Fear of failing sometime steers us towards taking unnecessary precautions to better the odds of success. It makes perfect sense, but it's a shame because when things are overdesigned and overbuilt, we often don't have the opportunity to observe the true strengths of the components involved.

Taking the time to build prototypes enables you to get a feel for the overall design and strength of the materials. Applying stress to a prototype can surprise you…in good ways.

Understand the materials, techniques, and tools you use

Forget cosmetic appearance—the real beauty comes from the strength within. Take the wood species ash as an example. The true beauty of ash, despite its strong grain lines, is its strength and flexibility. These physical properties allow components to be shaped more aggressively. Likewise, fine-grained hardwoods allow us to cut finer details, including joinery and carvings. For those reasons, it is important that the maker have a good understanding of the materials when matching them to the design.

As with most things, you can learn from books about the physical properties of materials, and the strengths of different joints. That's an excellent place to start, but a terrible place to finish. Books and pictures don't adequately convey the strength of a certain material or joint. Descriptions such as "good load strength and medium hardness" or "an excellent joint for a drawer" don't tell you how the material or joint will fare in the real world. Videos are slightly better, but are still poor replacements for hands-on experience. The best way to learn is to experiment. Seek failure.

Experimenting with oak to learn its flexibility gave Chris the confidence to make multiple stretchers from one plank. That experience guided his decisions on how wide to make each stretcher and how far to cut into the plank.

Gather real-world experience

Here's a simple exercise I use to learn the strength of materials: A project always yields some offcuts. Instead of cutting down over-length offcuts to fit in the firewood box, I first try to break them.

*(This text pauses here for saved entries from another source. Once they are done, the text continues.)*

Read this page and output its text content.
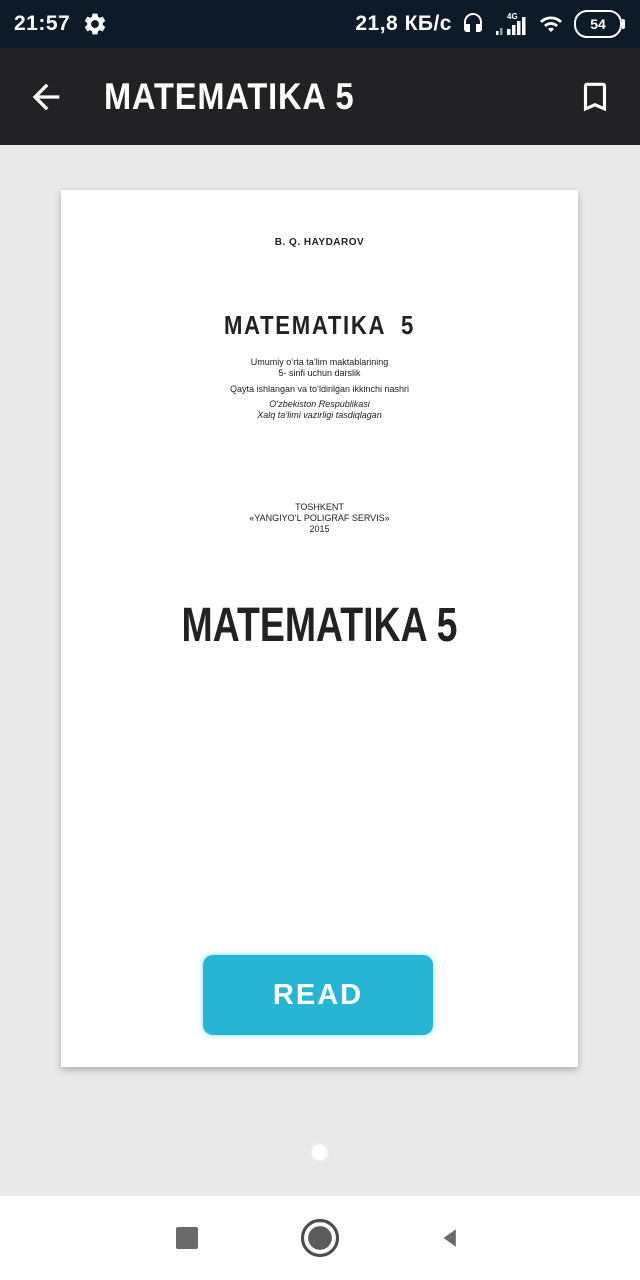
21:57	21,8 КБ/с	4G	54
MATEMATIKA 5
B. Q. HAYDAROV
MATEMATIKA  5
Umumiy o‘rta ta’lim maktablarining
5- sinfi uchun darslik
Qayta ishlangan va to‘ldirilgan ikkinchi nashri
O‘zbekiston Respublikasi
Xalq ta’limi vazirligi tasdiqlagan
TOSHKENT
«YANGIYO‘L POLIGRAF SERVIS»
2015
MATEMATIKA 5
READ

For small pieces, I may try to fold them with just my upper-body strength. Larger ones I may try to break over my knee. But for most offcuts, I set one end on the ground and the other on a block of wood, then stomp on it. It is impressive how strong wood is. Quite often, the wood will kink or bend before it fails.

Apply your knowledge to your designs

We can apply our knowledge of materials and joints to the things we build. Remember that in most projects, the piece of wood taking a load—whether it be a tabletop, chair stretcher, or drawer bottom—is wider if not thicker than our sacrificed scrap and hopefully not the subject of somebody stomping on it.

I think that this exercise will build your confidence in material strength, and possibly get you thinking about using materials in more daring ways.